IsraPresse : Comment êtes-vous arrivé dans le monde de la bande dessinée, quelles ont été vos inspirations ?
Gilad Seliktar : Enfant, j’avais beaucoup d’imagination et je cherchais toujours des histoires intéressantes. Cela a commencé avec les livres pour enfants très présents chez nous, cela a continué avec l’introduction du magnétoscope qui a ouvert les portes de l’animation du monde entier et enfin la bande dessinée à laquelle j’ai été exposé dans les magazines pour adolescents. Dans les années 80, il y avait peu de bandes dessinées en Israël, j’y étais donc exposé par les journaux. Heureusement cette période était florissante et les meilleurs créateurs ont posté des planches dans les magazines pour enfants et adolescents, alors j’achetais et collectionnais chaque journal où il y avait une bande dessinée, avant de créer mes propres histoires.

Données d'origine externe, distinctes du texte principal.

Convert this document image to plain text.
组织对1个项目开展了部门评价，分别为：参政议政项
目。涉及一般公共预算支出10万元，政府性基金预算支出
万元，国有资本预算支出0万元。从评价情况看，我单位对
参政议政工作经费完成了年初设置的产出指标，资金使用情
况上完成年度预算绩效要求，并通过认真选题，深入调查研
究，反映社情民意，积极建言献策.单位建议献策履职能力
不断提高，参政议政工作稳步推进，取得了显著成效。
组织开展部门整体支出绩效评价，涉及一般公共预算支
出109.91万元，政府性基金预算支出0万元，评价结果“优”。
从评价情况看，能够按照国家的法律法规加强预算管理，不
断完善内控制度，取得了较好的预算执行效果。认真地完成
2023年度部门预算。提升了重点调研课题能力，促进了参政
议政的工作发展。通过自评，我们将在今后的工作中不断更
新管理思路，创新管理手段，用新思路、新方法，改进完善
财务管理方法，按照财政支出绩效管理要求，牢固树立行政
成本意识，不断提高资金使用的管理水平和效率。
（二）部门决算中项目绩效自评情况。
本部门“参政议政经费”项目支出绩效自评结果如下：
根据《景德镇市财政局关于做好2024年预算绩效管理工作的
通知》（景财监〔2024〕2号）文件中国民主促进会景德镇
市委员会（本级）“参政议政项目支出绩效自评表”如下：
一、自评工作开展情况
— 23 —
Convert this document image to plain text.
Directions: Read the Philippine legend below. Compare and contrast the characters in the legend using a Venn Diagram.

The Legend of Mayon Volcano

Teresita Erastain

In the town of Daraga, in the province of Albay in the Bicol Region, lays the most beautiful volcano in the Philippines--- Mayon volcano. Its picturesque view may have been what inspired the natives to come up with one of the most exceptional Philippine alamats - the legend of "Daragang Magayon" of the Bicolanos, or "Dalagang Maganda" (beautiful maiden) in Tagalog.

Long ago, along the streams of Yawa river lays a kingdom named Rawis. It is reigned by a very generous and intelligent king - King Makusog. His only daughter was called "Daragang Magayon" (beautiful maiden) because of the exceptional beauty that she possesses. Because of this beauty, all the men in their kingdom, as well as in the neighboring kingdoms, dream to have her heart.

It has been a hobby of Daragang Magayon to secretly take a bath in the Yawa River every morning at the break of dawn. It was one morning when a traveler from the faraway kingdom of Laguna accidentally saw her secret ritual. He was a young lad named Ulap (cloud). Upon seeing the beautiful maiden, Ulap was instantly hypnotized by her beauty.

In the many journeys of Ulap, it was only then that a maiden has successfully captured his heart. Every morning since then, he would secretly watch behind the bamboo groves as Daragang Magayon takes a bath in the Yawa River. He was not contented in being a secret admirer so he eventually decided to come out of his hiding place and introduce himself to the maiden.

Je me suis concentré sur les travaux de Ouri Fink alors très en vue et publié dans tous les journaux, de Michel Kischka (dessinateur israélo-belge, NDLR) qui a apporté la sensibilité européenne. De plus, ma sœur aînée Galit collectait pour moi des œuvres de Doudou Gueva (célèbre illustrateur israélien, NDLR) publiées dans les quotidiens.
Il y avait aussi des bandes dessinées traduites et publiées en hébreu, «Les Schtroumpfs», «Astérix» et «Tintin» mais il n’y avait pas de continuité et il était impossible de savoir si et quand le prochain livre serait traduit.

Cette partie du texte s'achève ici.